All sides agree that over the last 10 years Democrats have captured about 46% of the vote in statewide races, and Republicans have received about 54% of the vote. The commission, however, adopted a statement in support of the adopted plans that noted that Republicans had won about 81% of the statewide races, and said voter preferences could be construed to support Republicans by a margin of anywhere between 54 and 81%. The Redistricting Commission adopted new maps, again voted on party-lines, within the deadline. The plaintiffs in all three prior lawsuits filed objections with the Ohio Supreme Court on the new maps, arguing that the revised plan continues to violate Article XI of the Ohio Constitution because revised maps were drawn to primarily favor the Republican Party.

Days after the first set of Ohio General Assembly maps were struck down by the Ohio Supreme Court the Ohio Congressional maps received the same ruling. In a 4-3 decision, the Court majority ruled that the legislature violated two provisions of the Ohio Constitution by adopting a congressional-district plan that “unduly favors” the Republican Party and “unduly splits” governmental units into different congressional districts that would favor the Republican Party. The Court gave the Redistricting Commission 30 days to draw new maps.

Ohio House Changes

Rep. Emilia Sykes (D-Akron) announced she was stepping down as Leader at the end of 2021. In early January, the House Democrats elected Rep. Allison Russo (D-Upper Arlington) as their new leader. The House Democrats new leadership team also includes: Rep. Thomas West (D-Canton) as Assistant Minority Leader, Rep. Jessica Miranda (D-Forest Park) as Minority Whip, and Rep. Richard Brown (D-Canal Winchester) as Assistant Minority Whip.

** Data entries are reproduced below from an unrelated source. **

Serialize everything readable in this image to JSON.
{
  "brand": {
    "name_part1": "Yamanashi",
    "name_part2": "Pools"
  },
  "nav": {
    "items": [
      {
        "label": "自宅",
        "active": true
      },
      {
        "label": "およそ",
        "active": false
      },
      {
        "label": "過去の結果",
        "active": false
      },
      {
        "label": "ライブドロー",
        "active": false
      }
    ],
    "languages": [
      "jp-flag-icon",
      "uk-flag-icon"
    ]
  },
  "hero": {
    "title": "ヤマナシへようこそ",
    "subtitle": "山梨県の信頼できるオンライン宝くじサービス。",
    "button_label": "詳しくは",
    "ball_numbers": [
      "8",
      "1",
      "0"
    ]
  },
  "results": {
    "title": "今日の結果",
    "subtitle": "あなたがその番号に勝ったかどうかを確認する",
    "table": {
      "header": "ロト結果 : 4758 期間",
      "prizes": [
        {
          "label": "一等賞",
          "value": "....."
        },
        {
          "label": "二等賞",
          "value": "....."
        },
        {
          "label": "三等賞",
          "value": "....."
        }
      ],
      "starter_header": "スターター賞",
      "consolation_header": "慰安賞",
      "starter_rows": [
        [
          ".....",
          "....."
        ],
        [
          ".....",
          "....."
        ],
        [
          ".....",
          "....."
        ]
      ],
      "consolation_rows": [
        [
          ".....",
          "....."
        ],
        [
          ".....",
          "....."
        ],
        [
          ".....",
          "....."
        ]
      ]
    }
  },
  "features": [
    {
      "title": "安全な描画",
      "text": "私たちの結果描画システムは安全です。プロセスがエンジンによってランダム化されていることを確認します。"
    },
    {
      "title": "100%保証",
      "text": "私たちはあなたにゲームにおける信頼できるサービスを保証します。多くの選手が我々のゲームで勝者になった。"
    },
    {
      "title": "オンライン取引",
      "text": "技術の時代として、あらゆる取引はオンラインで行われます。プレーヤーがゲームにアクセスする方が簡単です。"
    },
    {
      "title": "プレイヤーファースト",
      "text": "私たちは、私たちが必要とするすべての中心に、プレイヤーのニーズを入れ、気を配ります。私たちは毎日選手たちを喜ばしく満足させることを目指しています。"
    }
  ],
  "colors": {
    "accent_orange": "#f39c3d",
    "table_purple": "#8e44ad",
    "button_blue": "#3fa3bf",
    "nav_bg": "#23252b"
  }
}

Assistant Majority Floor Leader Rick Carfagna (R-Westerville) announced he will resign his House seat for a senior position with the Ohio Chamber of Commerce. He currently represents the 68th House District, which includes the eastern half of Delaware County and all of Knox County. Carfagna’s accomplishments during his time in the House include the passage of HB2 (Carfagna-Stewart), which created the Ohio Residential Broadband Expansion Grant Program, a $270M program which increases access to high-speed Internet by helping finance broadband expansion projects across the state.

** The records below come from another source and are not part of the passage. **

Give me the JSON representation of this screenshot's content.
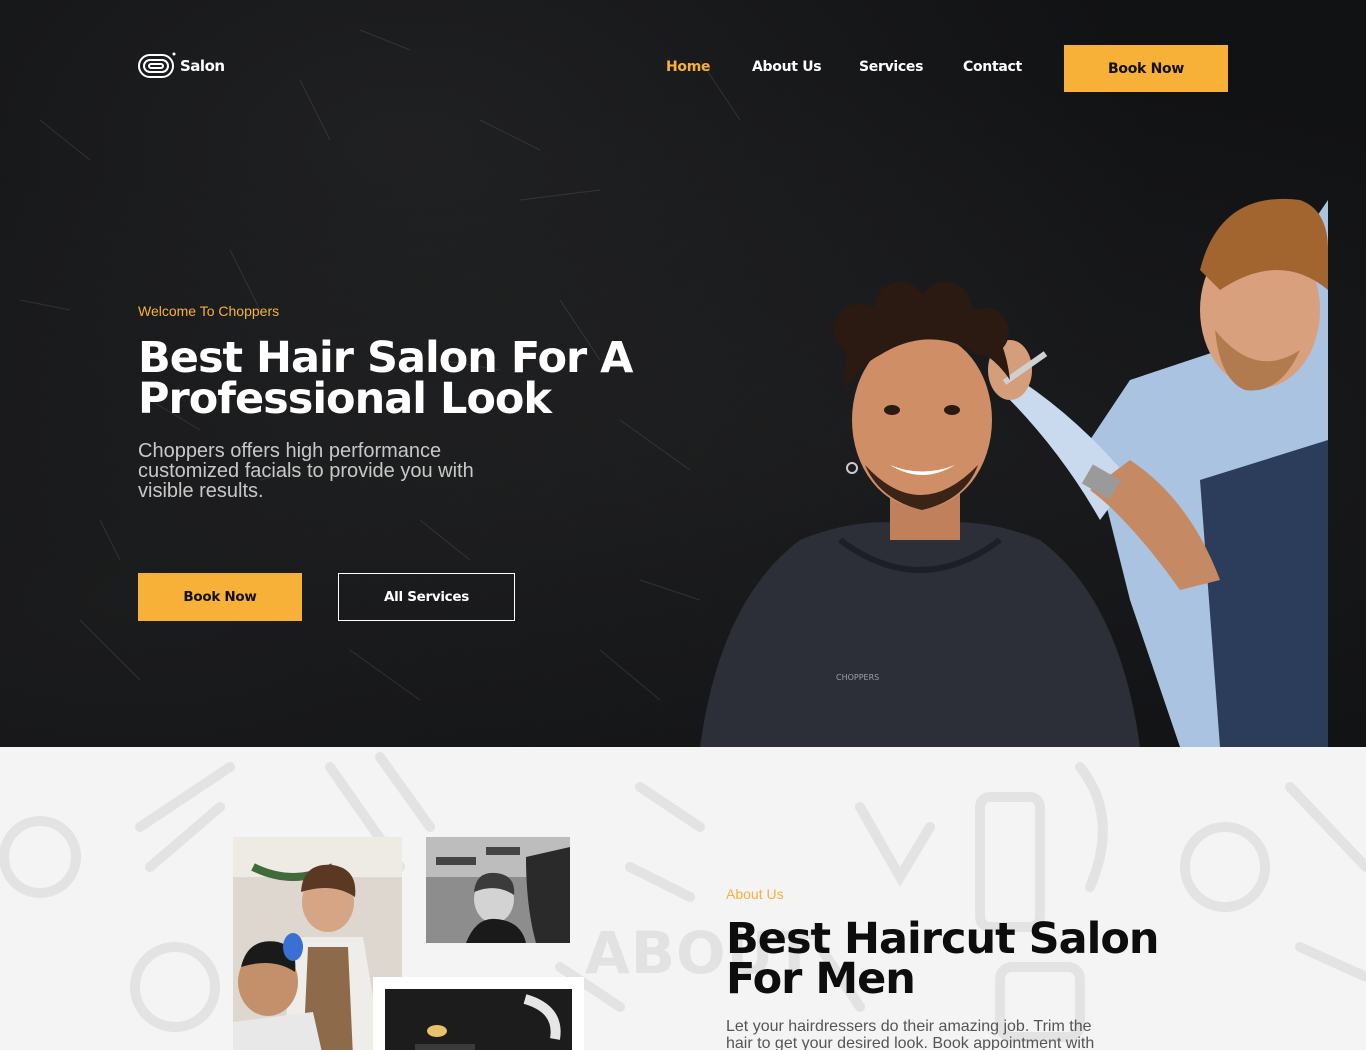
{
  "brand": {
    "logo_text": "Salon"
  },
  "nav": {
    "items": [
      {
        "label": "Home",
        "active": true
      },
      {
        "label": "About Us"
      },
      {
        "label": "Services"
      },
      {
        "label": "Contact"
      }
    ],
    "cta_label": "Book Now"
  },
  "hero": {
    "eyebrow": "Welcome To Choppers",
    "title": "Best Hair Salon For A Professional Look",
    "description": "Choppers offers high performance customized facials to provide you with visible results.",
    "primary_button": "Book Now",
    "secondary_button": "All Services",
    "cape_logo_text": "CHOPPERS"
  },
  "about": {
    "watermark": "ABOUT",
    "eyebrow": "About Us",
    "title": "Best Haircut Salon For Men",
    "description": "Let your hairdressers do their amazing job. Trim the hair to get your desired look. Book appointment with"
  },
  "colors": {
    "accent": "#f7b138",
    "dark": "#111214",
    "light_bg": "#f4f4f4"
  }
}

Following her resignation as Minority Leader, Rep. Emilia Sykes announced she’s running for Congress in Ohio’s newly reconfigured 13th congressional district. While its boundaries are uncertain after Ohio’s Supreme Court rejection of the new maps, Sykes says she plans to run no matter where the district falls.

In statewide election news, the two hopeful Democratic gubernatorial candidates announced their picks for lieutenant governor. Front runner, Dayton Mayor Nan Whaley, chose Cuyahoga County Councilwoman and former mayor of Cleveland Heights, Cheryl Stephens. Former Cincinnati mayor John Cranley chose Ohio Senator Teresa Fedor of Toledo. Additionally, Rep. Jeff Crossman (D-Parma) announced his plans to run for Attorney General challenging Dave Yost. Taylor Sappington has announced his plans to challenge Keith Faber as the Democrat for the position of Ohio Auditor. Sappington is currently the auditor for the city of Nelsonville in Athens County and lost to state Rep. Jay Edwards in 2018 by about 15 percentage points.

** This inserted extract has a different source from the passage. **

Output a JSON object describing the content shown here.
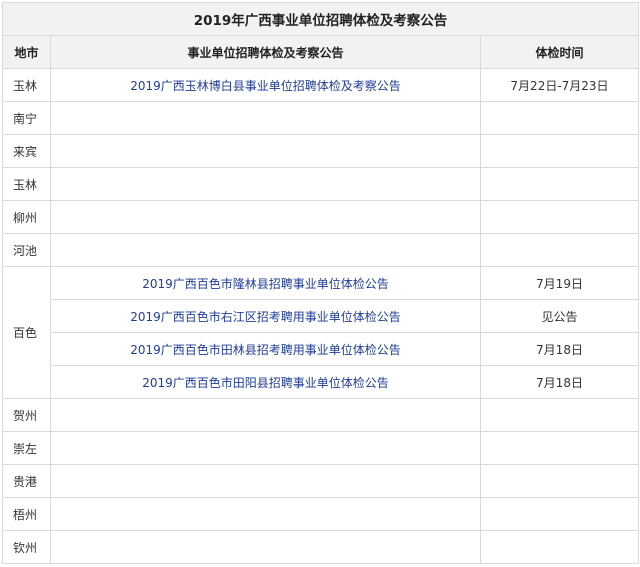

Jim Obergefell, namesake of the litigation that struck down Ohio’s and other states’ same-sex marriage bans, announced his plans to run as a Democratic candidate for the House district including his hometown of Sandusky. Sandusky is now in the 89th House District, covering Erie and Ottawa counties. Rep. D.J. Swearingen (R-Huron) is the incumbent. Republicans have held the district since defeating former Ohio Democratic Party Chairman Chris Redfern in 2014. Obergefell said the physical and political geography will not affect his decision.